[07/05/2008] Consumo

I corsari di Greenpeace fermano il peschereccio pirata

ROMA. Nella notte tra il 6 e il 7 aprile nel mar Ionio si è svolta una piccola battaglia tra i gommoni dei corsari di Greenpeace lanciati in mare dalla Arctic Sunrise e un peschereccio pirata italiano, il Diomede II, costruito nel 2006 e che, invece che palamiti stava calando “ferrettare”, reti derivanti per catturare tonni e pescespada.

L’abbordaggio di Greenpeace ha fruttato un poco esaltante bottino: «2 chilometri di spadara, una rete vietata dal 2002. Intrappolati nella spadara piccoli tonni rossi e una tartaruga marina che è stata liberata». Il peschereccio, che nascondeva il numero di matricola per non essere riconoscibile, aveva a bordo 10 km di spadare a bordo, con la maglia di 8 cm cosiddetta “ferrettara”, decine di tonni rossi sottotaglia di peso tra 2 e 6 kg e pescati al di fuori delle quote Ue. Il peschereccio pirata, che teoricamente doveva fare pesca sottocosta, era dotato invece di radiosegnalatori e luci alogene e attrezzature sofisticate per lavorare con almeno 10 km di rete derivante in acque internazionali. Greenpeace ha denunciato le illegalità commesse dal Diomede II alla Capitaneria di porto di Messina.

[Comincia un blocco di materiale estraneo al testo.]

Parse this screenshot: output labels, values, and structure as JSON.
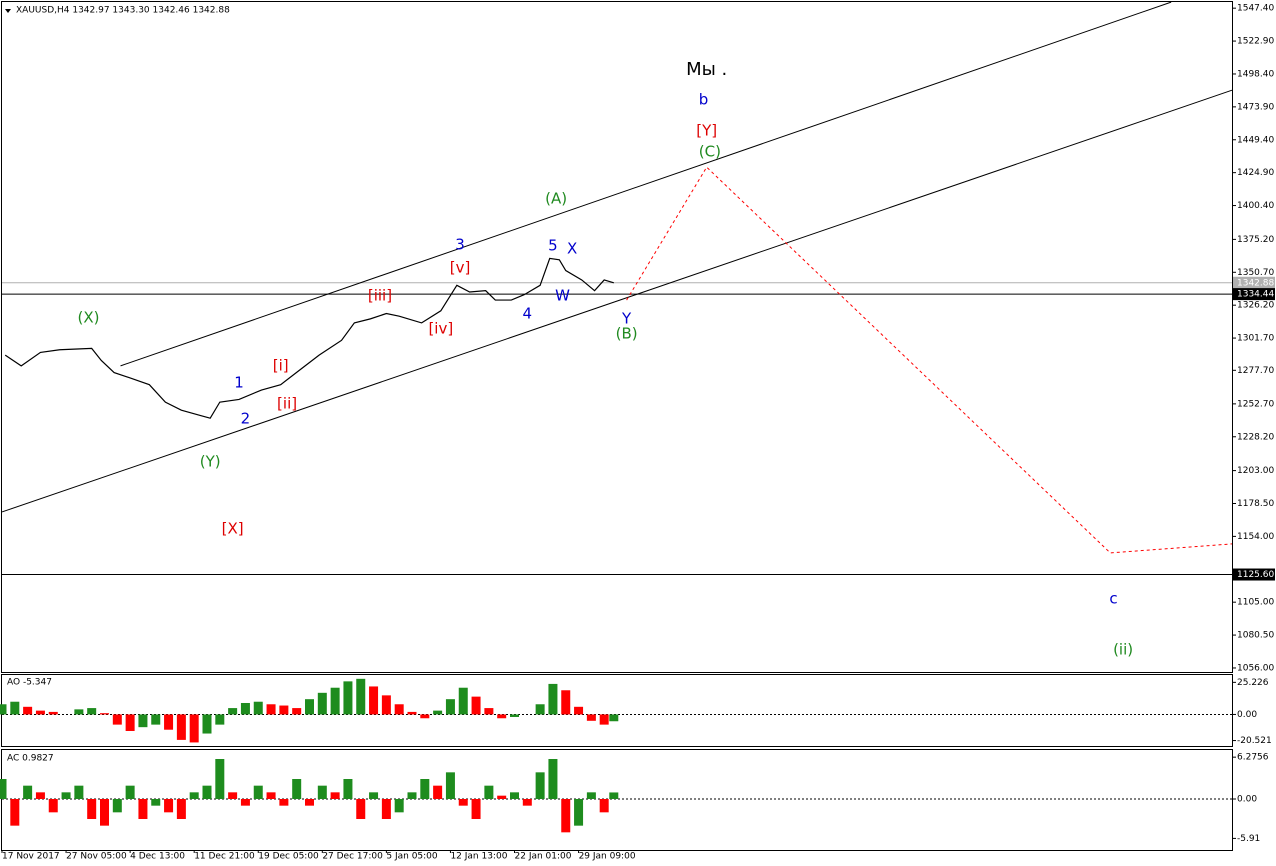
{
  "chart_data": [
    {
      "type": "line",
      "title": "XAUUSD,H4  1342.97 1343.30 1342.46 1342.88",
      "color": "#000000",
      "x": [
        1,
        6,
        12,
        18,
        28,
        31,
        35,
        40,
        46,
        51,
        56,
        62,
        65,
        68,
        74,
        81,
        87,
        93,
        99,
        106,
        110,
        115,
        120,
        124,
        131,
        137,
        142,
        146,
        151,
        154,
        159,
        163,
        168,
        171,
        174,
        176,
        181,
        185,
        188,
        191
      ],
      "values": [
        1289,
        1281,
        1291,
        1293,
        1294,
        1285,
        1276,
        1272,
        1267,
        1254,
        1248,
        1244,
        1242,
        1254,
        1256,
        1263,
        1267,
        1278,
        1289,
        1300,
        1313,
        1316,
        1320,
        1318,
        1313,
        1322,
        1341,
        1336,
        1337,
        1330,
        1330,
        1334,
        1341,
        1361,
        1360,
        1352,
        1345,
        1337,
        1345,
        1342.88
      ],
      "xlim": [
        0,
        384
      ],
      "ylim": [
        1053,
        1552
      ],
      "yticks": [
        {
          "value": 1547.4,
          "label": "1547.40"
        },
        {
          "value": 1522.9,
          "label": "1522.90"
        },
        {
          "value": 1498.4,
          "label": "1498.40"
        },
        {
          "value": 1473.9,
          "label": "1473.90"
        },
        {
          "value": 1449.4,
          "label": "1449.40"
        },
        {
          "value": 1424.9,
          "label": "1424.90"
        },
        {
          "value": 1400.4,
          "label": "1400.40"
        },
        {
          "value": 1375.2,
          "label": "1375.20"
        },
        {
          "value": 1350.7,
          "label": "1350.70"
        },
        {
          "value": 1326.2,
          "label": "1326.20"
        },
        {
          "value": 1301.7,
          "label": "1301.70"
        },
        {
          "value": 1277.7,
          "label": "1277.70"
        },
        {
          "value": 1252.7,
          "label": "1252.70"
        },
        {
          "value": 1228.2,
          "label": "1228.20"
        },
        {
          "value": 1203.0,
          "label": "1203.00"
        },
        {
          "value": 1178.5,
          "label": "1178.50"
        },
        {
          "value": 1154.0,
          "label": "1154.00"
        },
        {
          "value": 1105.0,
          "label": "1105.00"
        },
        {
          "value": 1080.5,
          "label": "1080.50"
        },
        {
          "value": 1056.0,
          "label": "1056.00"
        }
      ],
      "price_lines": [
        {
          "value": 1342.88,
          "label": "1342.88",
          "color": "#b0b0b0"
        },
        {
          "value": 1334.44,
          "label": "1334.44",
          "color": "#000000"
        },
        {
          "value": 1125.6,
          "label": "1125.60",
          "color": "#000000"
        }
      ],
      "channels": [
        {
          "x": [
            37,
            365
          ],
          "y": [
            1281,
            1551.9
          ],
          "color": "#000000"
        },
        {
          "x": [
            0,
            384
          ],
          "y": [
            1172.2,
            1486.3
          ],
          "color": "#000000"
        }
      ],
      "forecast": {
        "x": [
          195,
          220,
          346,
          384
        ],
        "y": [
          1330,
          1429,
          1141.7,
          1148.4
        ],
        "color": "#ff0000"
      },
      "annotations": [
        {
          "text": "Мы .",
          "color": "#000000",
          "x": 220,
          "y": 1501.2
        },
        {
          "text": "b",
          "color": "#0000cc",
          "x": 219,
          "y": 1478.9
        },
        {
          "text": "[Y]",
          "color": "#dd0000",
          "x": 220,
          "y": 1455.8
        },
        {
          "text": "(C)",
          "color": "#208a20",
          "x": 221,
          "y": 1440.2
        },
        {
          "text": "(A)",
          "color": "#208a20",
          "x": 173,
          "y": 1405.2
        },
        {
          "text": "3",
          "color": "#0000cc",
          "x": 143,
          "y": 1371
        },
        {
          "text": "5",
          "color": "#0000cc",
          "x": 172,
          "y": 1370.2
        },
        {
          "text": "X",
          "color": "#0000cc",
          "x": 178,
          "y": 1368
        },
        {
          "text": "[v]",
          "color": "#dd0000",
          "x": 143,
          "y": 1353.8
        },
        {
          "text": "[iii]",
          "color": "#dd0000",
          "x": 118,
          "y": 1333
        },
        {
          "text": "W",
          "color": "#0000cc",
          "x": 175,
          "y": 1333
        },
        {
          "text": "4",
          "color": "#0000cc",
          "x": 164,
          "y": 1319.6
        },
        {
          "text": "Y",
          "color": "#0000cc",
          "x": 195,
          "y": 1315.9
        },
        {
          "text": "[iv]",
          "color": "#dd0000",
          "x": 137,
          "y": 1308.4
        },
        {
          "text": "(B)",
          "color": "#208a20",
          "x": 195,
          "y": 1304.7
        },
        {
          "text": "(X)",
          "color": "#208a20",
          "x": 27,
          "y": 1316.6
        },
        {
          "text": "[i]",
          "color": "#dd0000",
          "x": 87,
          "y": 1280.9
        },
        {
          "text": "1",
          "color": "#0000cc",
          "x": 74,
          "y": 1268.2
        },
        {
          "text": "[ii]",
          "color": "#dd0000",
          "x": 89,
          "y": 1252.6
        },
        {
          "text": "2",
          "color": "#0000cc",
          "x": 76,
          "y": 1241.4
        },
        {
          "text": "(Y)",
          "color": "#208a20",
          "x": 65,
          "y": 1209.4
        },
        {
          "text": "[X]",
          "color": "#dd0000",
          "x": 72,
          "y": 1159.5
        },
        {
          "text": "c",
          "color": "#0000cc",
          "x": 347,
          "y": 1107.4
        },
        {
          "text": "(ii)",
          "color": "#208a20",
          "x": 350,
          "y": 1069.4
        }
      ]
    },
    {
      "type": "bar",
      "title": "AO -5.347",
      "up_color": "#1e8c1e",
      "down_color": "#ff0000",
      "x": [
        0,
        4,
        8,
        12,
        16,
        20,
        24,
        28,
        32,
        36,
        40,
        44,
        48,
        52,
        56,
        60,
        64,
        68,
        72,
        76,
        80,
        84,
        88,
        92,
        96,
        100,
        104,
        108,
        112,
        116,
        120,
        124,
        128,
        132,
        136,
        140,
        144,
        148,
        152,
        156,
        160,
        164,
        168,
        172,
        176,
        180,
        184,
        188,
        191
      ],
      "values": [
        8,
        10,
        6,
        3,
        2,
        0,
        4,
        5,
        1,
        -8,
        -13,
        -10,
        -8,
        -12,
        -20,
        -22,
        -15,
        -8,
        5,
        9,
        10,
        8,
        7,
        5,
        12,
        17,
        21,
        26,
        28,
        22,
        15,
        8,
        2,
        -3,
        3,
        12,
        21,
        14,
        5,
        -3,
        -2,
        0,
        8,
        24,
        19,
        6,
        -5,
        -8,
        -5.347
      ],
      "xlim": [
        0,
        384
      ],
      "ylim": [
        -24.8,
        31
      ],
      "yticks": [
        25.226,
        {
          "value": 0,
          "label": "0.00"
        },
        -20.521
      ]
    },
    {
      "type": "bar",
      "title": "AC 0.9827",
      "up_color": "#1e8c1e",
      "down_color": "#ff0000",
      "x": [
        0,
        4,
        8,
        12,
        16,
        20,
        24,
        28,
        32,
        36,
        40,
        44,
        48,
        52,
        56,
        60,
        64,
        68,
        72,
        76,
        80,
        84,
        88,
        92,
        96,
        100,
        104,
        108,
        112,
        116,
        120,
        124,
        128,
        132,
        136,
        140,
        144,
        148,
        152,
        156,
        160,
        164,
        168,
        172,
        176,
        180,
        184,
        188,
        191
      ],
      "values": [
        3,
        -4,
        2,
        1,
        -2,
        1,
        2,
        -3,
        -4,
        -2,
        2,
        -3,
        -1,
        -2,
        -3,
        1,
        2,
        6,
        1,
        -1,
        2,
        1,
        -1,
        3,
        -1,
        2,
        1,
        3,
        -3,
        1,
        -3,
        -2,
        1,
        3,
        2,
        4,
        -1,
        -3,
        2,
        0.5,
        1,
        -1,
        4,
        6,
        -5,
        -4,
        1,
        -2,
        0.9827
      ],
      "xlim": [
        0,
        384
      ],
      "ylim": [
        -7.65,
        7.35
      ],
      "yticks": [
        6.2756,
        {
          "value": 0,
          "label": "0.00"
        },
        -5.91
      ],
      "xticks": [
        {
          "value": 0,
          "label": "17 Nov 2017"
        },
        {
          "value": 20,
          "label": "27 Nov 05:00"
        },
        {
          "value": 40,
          "label": "4 Dec 13:00"
        },
        {
          "value": 60,
          "label": "11 Dec 21:00"
        },
        {
          "value": 80,
          "label": "19 Dec 05:00"
        },
        {
          "value": 100,
          "label": "27 Dec 17:00"
        },
        {
          "value": 120,
          "label": "5 Jan 05:00"
        },
        {
          "value": 140,
          "label": "12 Jan 13:00"
        },
        {
          "value": 160,
          "label": "22 Jan 01:00"
        },
        {
          "value": 180,
          "label": "29 Jan 09:00"
        }
      ]
    }
  ]
}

«È evidente – dicono gli attivisti di Greenpeace - che il livello dei controlli è così scarso che ai pescatori conviene ancora investire su nuove imbarcazioni attrezzate con reti vietate sin dal 2002. Con quest’azione Greenpeace ha dimostrato che la cosiddetta rete “ferrettara” viola sistematicamente il Regolamento Comunitario (Reg. CE/1239/1998) che impedisce la pesca con derivanti alle specie pelagiche d’altura, come il tonno rosso. L’Italia, invece di contrastare seriamente la pesca pirata, sta tentando di affondare il Regolamento proposto dalla Commissione Europea contro la pesca illegale. Questo Regolamento prevede l’inserimento dei pescherecci pirata in una “lista nera”: chi ne fa parte non troverebbe più assistenza nei porti dell’Ue e non potrebbe più accedere ai sussidi pubblici, come quelli del “piano di riconversione” che avrebbe dovuto smantellare le spadare».

E gli ambientalisti denunciano anche un malcostume fiscale che diventa anche una truffa all’Unione Europea: «Non è chiaro quanto si sia speso in totale per la riconversione ma Greenpeace ha più volte osservato pescherecci che usavano le spadare nonostante avessero ricevuto contributi fino a oltre 68.000 euro per smantellarle. Dal 2000 al 2006 la pesca italiana ha bruciato oltre 15.500 posti di lavoro». «Se vogliamo pescare domani, abbiamo bisogno di riserve marine oggi» è il grido di battaglia dell’Arctic Sunrise, che sta compiendo anche attraverso azioni come questa una campagna per l’istituzione di riserve marine che coprano il 40% degli Oceani, incluso il Mediterraneo sempre più minacciato.